Management accounting limitation #1: Accounting records
“Shit in, shit out” is a classical saying for any information system and it does apply for management accounting too. Any system or report can only be as good as its inputs are. This means the final result may give the wrong picture when, for example, some costs are recorded on the wrong account.
Another limitation comes from mainly processing past figures and then derive impacts and actions for the future. IT systems have been becoming more and more sophisticated and predictive. Although this is a positive development, it still involves processing past figures to determine the future.
#2: Lack of knowledge
A lack of knowledge is responsible for limitation number two. Managers receiving reports should have a sound understanding of the business and its environment as well as the underlying principles of the report they are receiving. This is, however, often not the case and leads to wrong interpretations. Which in turn may lead to wrong decisions.
#3: Lack of continuity
In order to record differences over a timespan, a certain continuity is important. However, many reports produced by management accountants are one-offs (ad hoc reports) or reports that are adjusted over time and thus are not fully comparable to previous periods.
Even for reports that are produced regularly, there is an issue. The company structure likely changed over time and consequently, figures can not be compared anymore over the years.
#4: Bias of the management accountant
Bias is another limitation of management accounting. When preparing and commenting reports people may have a certain idea in their head and this can influence the work they produce. A manager then receives a reporting which is not objective at all.

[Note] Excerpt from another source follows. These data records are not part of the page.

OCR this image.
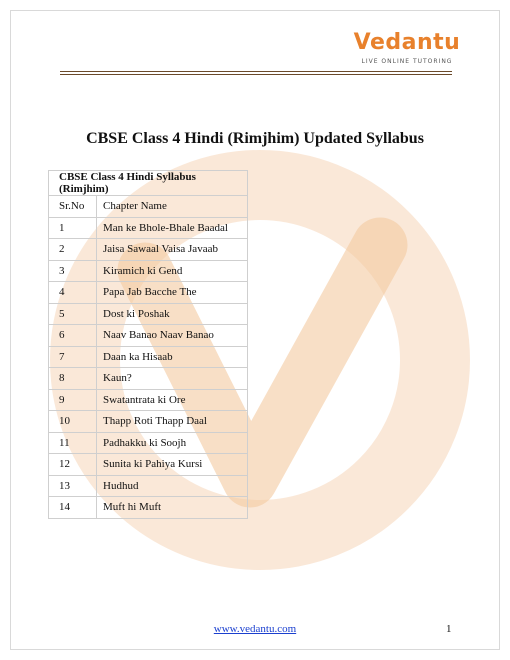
Vedantu
LIVE ONLINE TUTORING
CBSE Class 4 Hindi (Rimjhim) Updated Syllabus
CBSE Class 4 Hindi Syllabus (Rimjhim)	
Sr.No	Chapter Name
1	Man ke Bhole-Bhale Baadal
2	Jaisa Sawaal Vaisa Javaab
3	Kiramich ki Gend
4	Papa Jab Bacche The
5	Dost ki Poshak
6	Naav Banao Naav Banao
7	Daan ka Hisaab
8	Kaun?
9	Swatantrata ki Ore
10	Thapp Roti Thapp Daal
11	Padhakku ki Soojh
12	Sunita ki Pahiya Kursi
13	Hudhud
14	Muft hi Muft
www.vedantu.com	1
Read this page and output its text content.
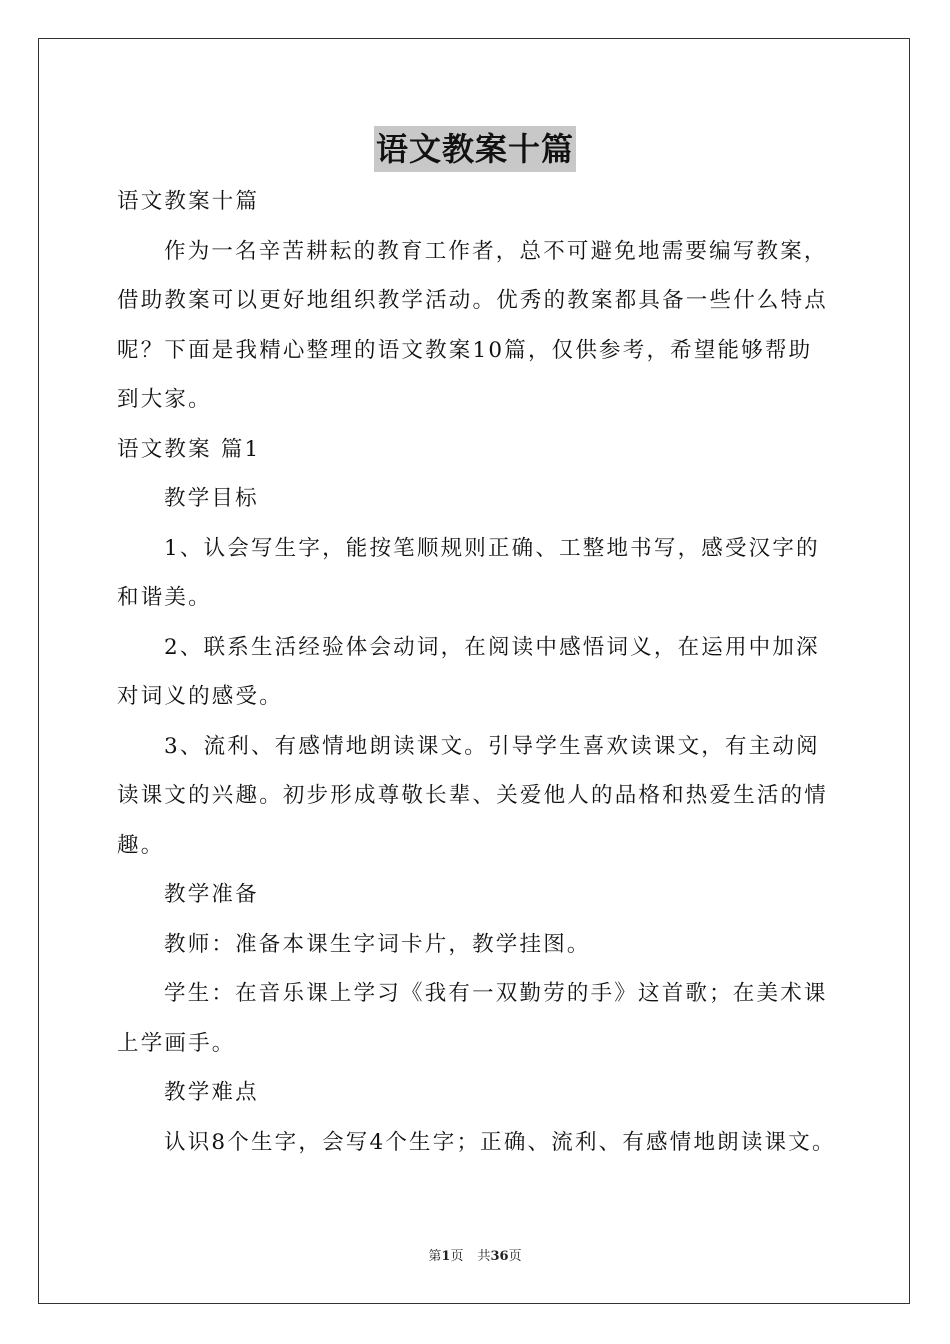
语文教案十篇

语文教案十篇

作为一名辛苦耕耘的教育工作者，总不可避免地需要编写教案，

借助教案可以更好地组织教学活动。优秀的教案都具备一些什么特点

呢？下面是我精心整理的语文教案10篇，仅供参考，希望能够帮助

到大家。

语文教案 篇1

教学目标

1、认会写生字，能按笔顺规则正确、工整地书写，感受汉字的

和谐美。

2、联系生活经验体会动词，在阅读中感悟词义，在运用中加深

对词义的感受。

3、流利、有感情地朗读课文。引导学生喜欢读课文，有主动阅

读课文的兴趣。初步形成尊敬长辈、关爱他人的品格和热爱生活的情

趣。

教学准备

教师：准备本课生字词卡片，教学挂图。

学生：在音乐课上学习《我有一双勤劳的手》这首歌；在美术课

上学画手。

教学难点

认识8个生字，会写4个生字；正确、流利、有感情地朗读课文。

第1页 共36页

The final limitation: Allocated budget
The fifth and final massive limitation of management accounting can, ironically, be found in itself. Like all departments also a finance department has a certain budget available to pay salaries and infrastructure. This will bring some limitations to it. Purchasing and maintaining an expensive analytical software may not be within the budget. Staff may be limited by budget too, so tasks and reports need to be prioritized.
Yes, limitations but…
As we discussed in the paragraphs before, there are some impactful limitations in the domain of management accounting. Nevertheless, a thoughtful setup management accounting process will produce great benefits for each company and certainly outweigh its restrictions.